Arctic Chill by Arnaldur Indridason is the third book in the Reykjavik11807693 mysteries I’ve read and proves what a consistently strong series and masterful writer Indridason is.

The book opens with the city in the grip of a bleak and icy winter. Winds are blowing from the north, ravaging the landscape and making outdoors decidedly unpleasant. When a young Thai immigrant is found dead not far from his home, his little body stuck to the ice and anorak torn, Detective Inspector Erlendur and his team suspect a racially motivated crime.

As they delve further into the child’s tragic death, and get to know the nuclear family of which he was a part, they come to understand what it means to leave one’s motherland, family and culture to start afresh on the other side of the world and the commitment and desire that drives such a relocation. They also unleash a nest of bigots who make the immigrants’ life a misery and who rail against what they perceive as a threat to Icelandic traditions and culture and language.

Is the desire to maintain a status quo motivation for murder?

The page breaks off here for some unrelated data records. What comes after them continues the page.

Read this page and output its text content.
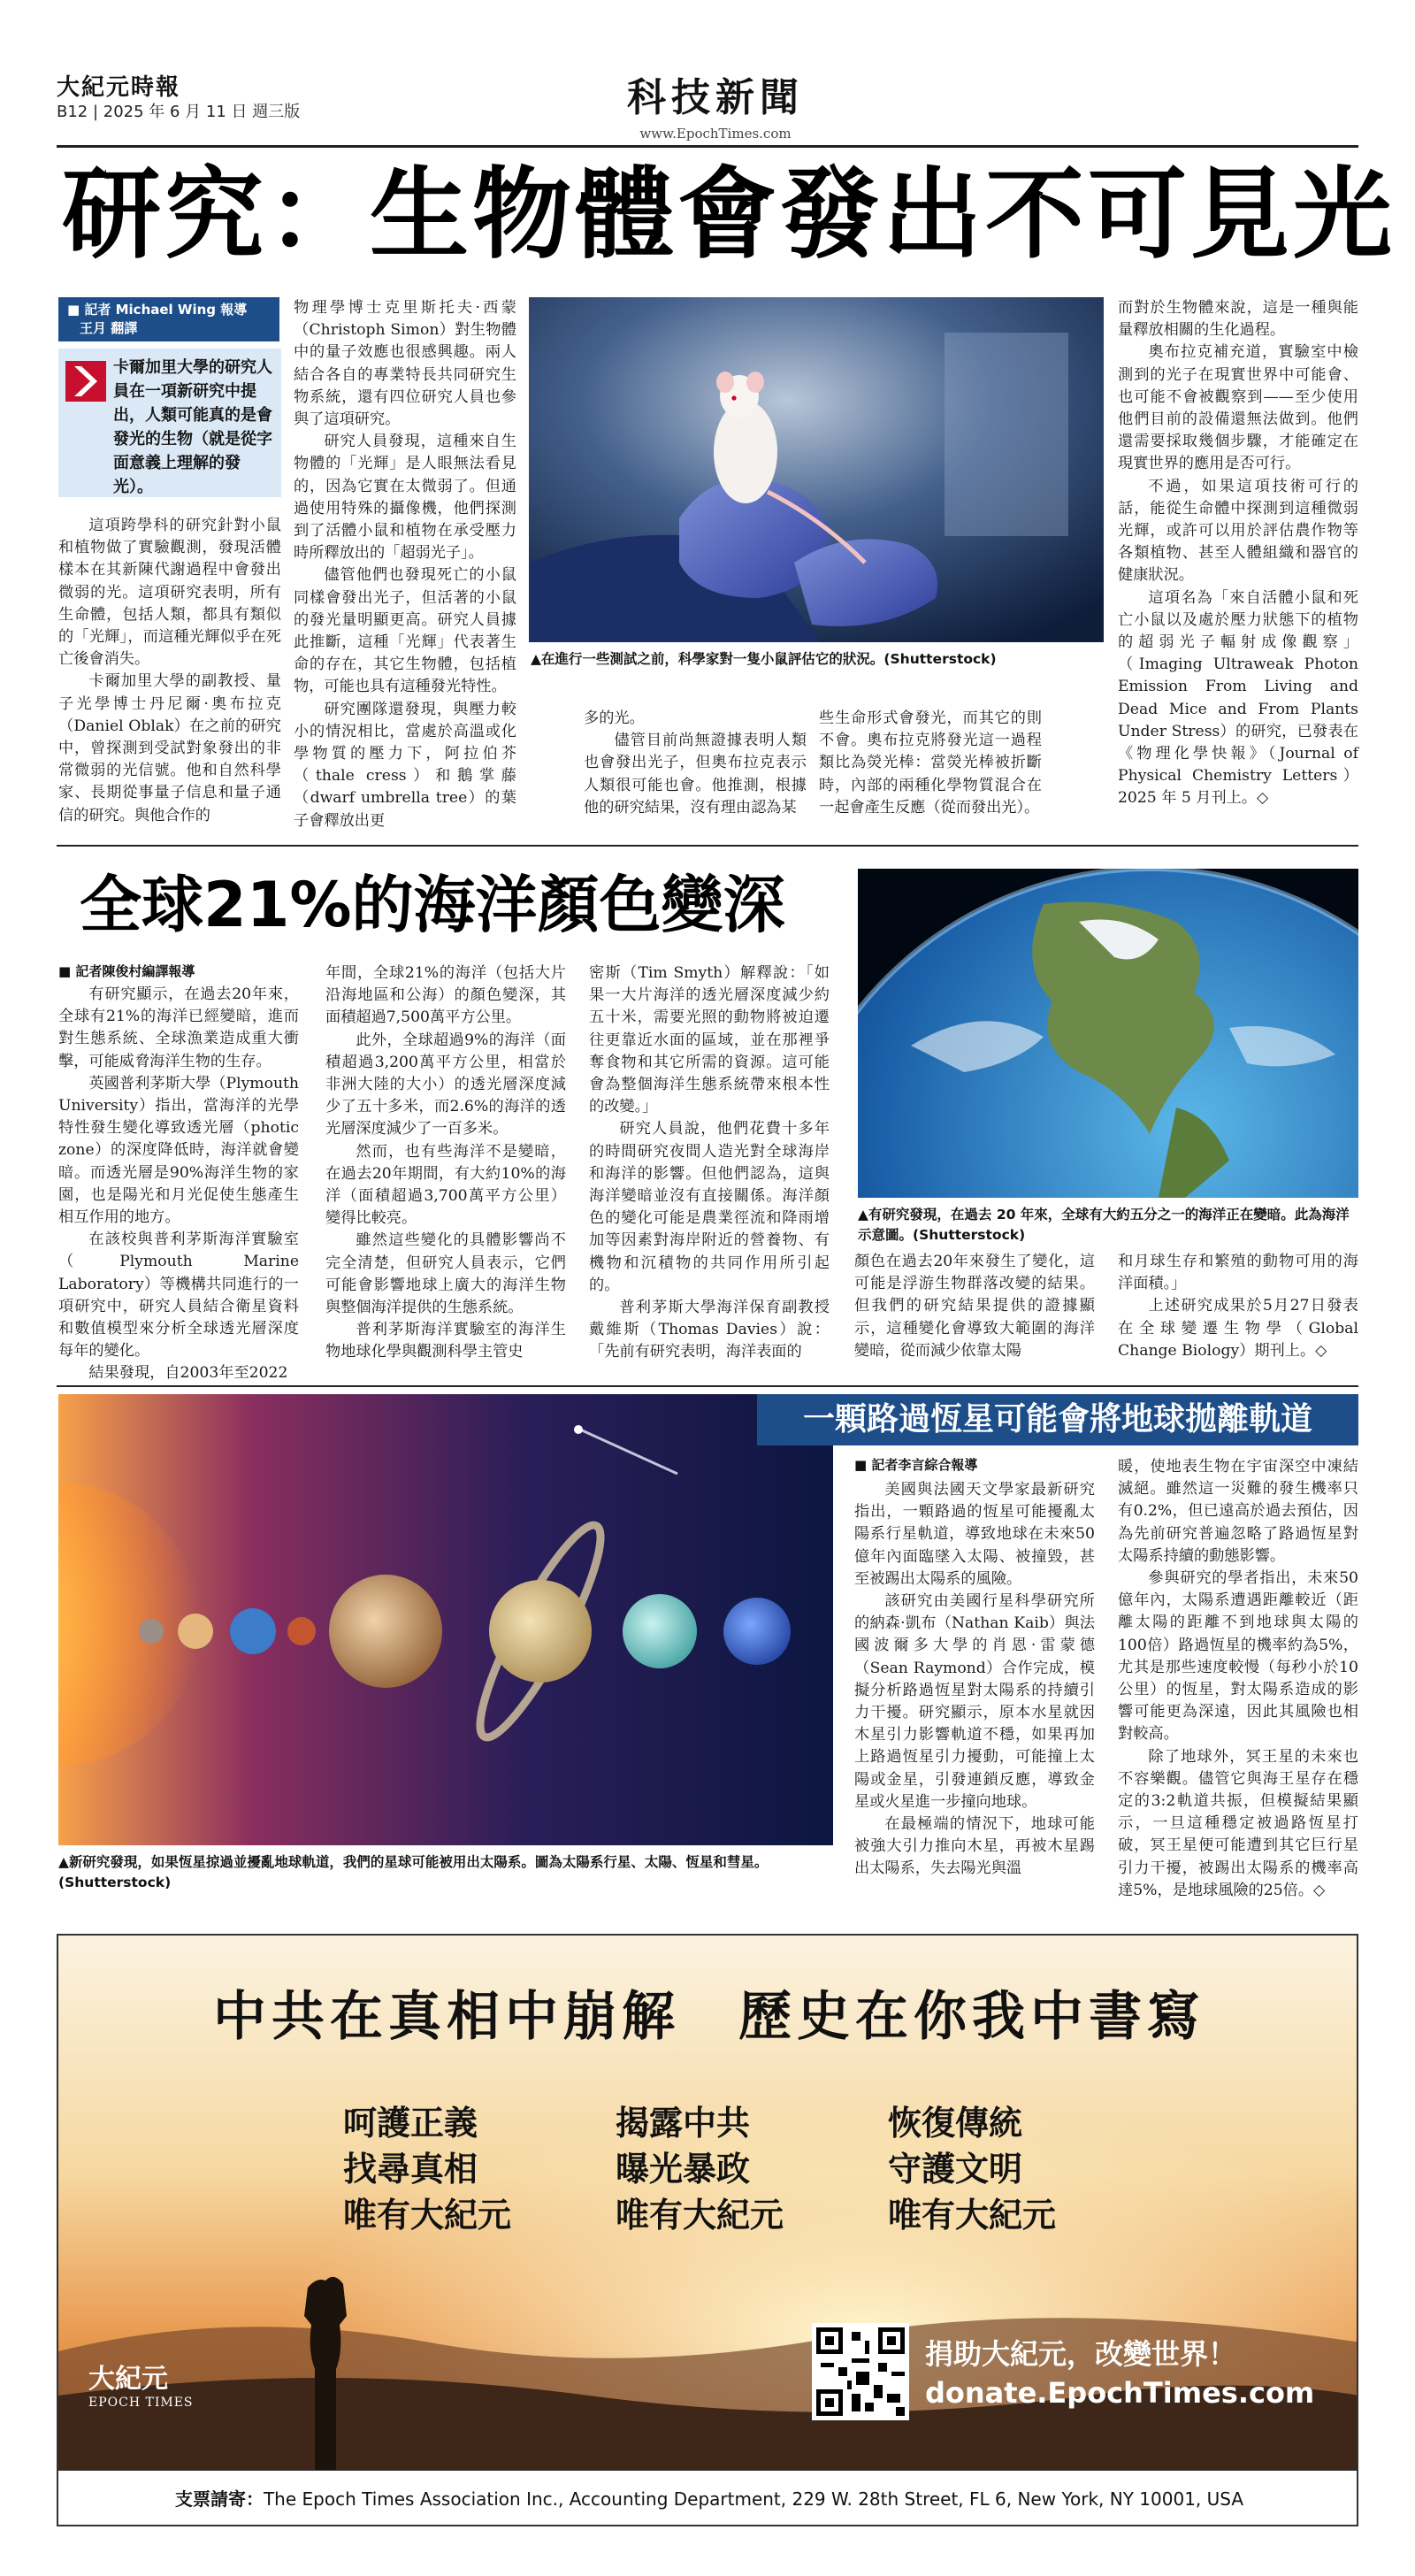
大紀元時報
B12 | 2025 年 6 月 11 日 週三版	科技新聞
www.EpochTimes.com
研究：生物體會發出不可見光
■ 記者 Michael Wing 報導
王月 翻譯
卡爾加里大學的研究人員在一項新研究中提出，人類可能真的是會發光的生物（就是從字面意義上理解的發光）。

這項跨學科的研究針對小鼠和植物做了實驗觀測，發現活體樣本在其新陳代謝過程中會發出微弱的光。這項研究表明，所有生命體，包括人類，都具有類似的「光輝」，而這種光輝似乎在死亡後會消失。

卡爾加里大學的副教授、量子光學博士丹尼爾·奧布拉克（Daniel Oblak）在之前的研究中，曾探測到受試對象發出的非常微弱的光信號。他和自然科學家、長期從事量子信息和量子通信的研究。與他合作的

物理學博士克里斯托夫·西蒙（Christoph Simon）對生物體中的量子效應也很感興趣。兩人結合各自的專業特長共同研究生物系統，還有四位研究人員也參與了這項研究。

研究人員發現，這種來自生物體的「光輝」是人眼無法看見的，因為它實在太微弱了。但通過使用特殊的攝像機，他們探測到了活體小鼠和植物在承受壓力時所釋放出的「超弱光子」。

儘管他們也發現死亡的小鼠同樣會發出光子，但活著的小鼠的發光量明顯更高。研究人員據此推斷，這種「光輝」代表著生命的存在，其它生物體，包括植物，可能也具有這種發光特性。

研究團隊還發現，與壓力較小的情況相比，當處於高溫或化學物質的壓力下，阿拉伯芥（thale cress）和鵝掌藤（dwarf umbrella tree）的葉子會釋放出更

▲在進行一些測試之前，科學家對一隻小鼠評估它的狀況。(Shutterstock)

多的光。

儘管目前尚無證據表明人類也會發出光子，但奧布拉克表示人類很可能也會。他推測，根據他的研究結果，沒有理由認為某

些生命形式會發光，而其它的則不會。奧布拉克將發光這一過程類比為熒光棒：當熒光棒被折斷時，內部的兩種化學物質混合在一起會產生反應（從而發出光）。

而對於生物體來說，這是一種與能量釋放相關的生化過程。

奧布拉克補充道，實驗室中檢測到的光子在現實世界中可能會、也可能不會被觀察到——至少使用他們目前的設備還無法做到。他們還需要採取幾個步驟，才能確定在現實世界的應用是否可行。

不過，如果這項技術可行的話，能從生命體中探測到這種微弱光輝，或許可以用於評估農作物等各類植物、甚至人體組織和器官的健康狀況。

這項名為「來自活體小鼠和死亡小鼠以及處於壓力狀態下的植物的超弱光子輻射成像觀察」（Imaging Ultraweak Photon Emission From Living and Dead Mice and From Plants Under Stress）的研究，已發表在《物理化學快報》（Journal of Physical Chemistry Letters）2025 年 5 月刊上。◇

全球21%的海洋顏色變深
▲有研究發現，在過去 20 年來，全球有大約五分之一的海洋正在變暗。此為海洋示意圖。(Shutterstock)
■ 記者陳俊村編譯報導

有研究顯示，在過去20年來，全球有21%的海洋已經變暗，進而對生態系統、全球漁業造成重大衝擊，可能威脅海洋生物的生存。

英國普利茅斯大學（Plymouth University）指出，當海洋的光學特性發生變化導致透光層（photic zone）的深度降低時，海洋就會變暗。而透光層是90%海洋生物的家園，也是陽光和月光促使生態產生相互作用的地方。

在該校與普利茅斯海洋實驗室（Plymouth Marine Laboratory）等機構共同進行的一項研究中，研究人員結合衛星資料和數值模型來分析全球透光層深度每年的變化。

結果發現，自2003年至2022

年間，全球21%的海洋（包括大片沿海地區和公海）的顏色變深，其面積超過7,500萬平方公里。

此外，全球超過9%的海洋（面積超過3,200萬平方公里，相當於非洲大陸的大小）的透光層深度減少了五十多米，而2.6%的海洋的透光層深度減少了一百多米。

然而，也有些海洋不是變暗，在過去20年期間，有大約10%的海洋（面積超過3,700萬平方公里）變得比較亮。

雖然這些變化的具體影響尚不完全清楚，但研究人員表示，它們可能會影響地球上廣大的海洋生物與整個海洋提供的生態系統。

普利茅斯海洋實驗室的海洋生物地球化學與觀測科學主管史

密斯（Tim Smyth）解釋說：「如果一大片海洋的透光層深度減少約五十米，需要光照的動物將被迫遷往更靠近水面的區域，並在那裡爭奪食物和其它所需的資源。這可能會為整個海洋生態系統帶來根本性的改變。」

研究人員說，他們花費十多年的時間研究夜間人造光對全球海岸和海洋的影響。但他們認為，這與海洋變暗並沒有直接關係。海洋顏色的變化可能是農業徑流和降雨增加等因素對海岸附近的營養物、有機物和沉積物的共同作用所引起的。

普利茅斯大學海洋保育副教授戴維斯（Thomas Davies）說：「先前有研究表明，海洋表面的

顏色在過去20年來發生了變化，這可能是浮游生物群落改變的結果。但我們的研究結果提供的證據顯示，這種變化會導致大範圍的海洋變暗，從而減少依靠太陽

和月球生存和繁殖的動物可用的海洋面積。」

上述研究成果於5月27日發表在全球變遷生物學（Global Change Biology）期刊上。◇

▲新研究發現，如果恆星掠過並擾亂地球軌道，我們的星球可能被用出太陽系。圖為太陽系行星、太陽、恆星和彗星。(Shutterstock)
一顆路過恆星可能會將地球拋離軌道
■ 記者李言綜合報導

美國與法國天文學家最新研究指出，一顆路過的恆星可能擾亂太陽系行星軌道，導致地球在未來50億年內面臨墜入太陽、被撞毀，甚至被踢出太陽系的風險。

該研究由美國行星科學研究所的納森·凱布（Nathan Kaib）與法國波爾多大學的肖恩·雷蒙德（Sean Raymond）合作完成，模擬分析路過恆星對太陽系的持續引力干擾。研究顯示，原本水星就因木星引力影響軌道不穩，如果再加上路過恆星引力擾動，可能撞上太陽或金星，引發連鎖反應，導致金星或火星進一步撞向地球。

在最極端的情況下，地球可能被強大引力推向木星，再被木星踢出太陽系，失去陽光與溫

暖，使地表生物在宇宙深空中凍結滅絕。雖然這一災難的發生機率只有0.2%，但已遠高於過去預估，因為先前研究普遍忽略了路過恆星對太陽系持續的動態影響。

參與研究的學者指出，未來50億年內，太陽系遭遇距離較近（距離太陽的距離不到地球與太陽的100倍）路過恆星的機率約為5%，尤其是那些速度較慢（每秒小於10公里）的恆星，對太陽系造成的影響可能更為深遠，因此其風險也相對較高。

除了地球外，冥王星的未來也不容樂觀。儘管它與海王星存在穩定的3:2軌道共振，但模擬結果顯示，一旦這種穩定被過路恆星打破，冥王星便可能遭到其它巨行星引力干擾，被踢出太陽系的機率高達5%，是地球風險的25倍。◇

中共在真相中崩解　歷史在你我中書寫
呵護正義
找尋真相
唯有大紀元
揭露中共
曝光暴政
唯有大紀元
恢復傳統
守護文明
唯有大紀元
大紀元
EPOCH TIMES
捐助大紀元，改變世界！
donate.EpochTimes.com
支票請寄：The Epoch Times Association Inc., Accounting Department, 229 W. 28th Street, FL 6, New York, NY 10001, USA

The closer Erlendur gets the truth, the more tragic this tale of xenophobia, desperation to preserve Icelandic history and culture becomes.

This novel resonated so strongly with the current political and cultural climate, not just in Australia, but in many other countries around the world who have experienced waves of immigration and those who harden their hearts and close their minds to both the plight of refugees and Otherness and the positive experiences that can be had by welcoming them.

Erlendur and his team are dogged and loyal; the questions they ask of suspects and themselves are real and probing and while the book is about a crime, perhaps the greatest is the lack of humanity we show to those with whom, in the end, we have far more in common with than any differences.

Another great, thought-provoking read.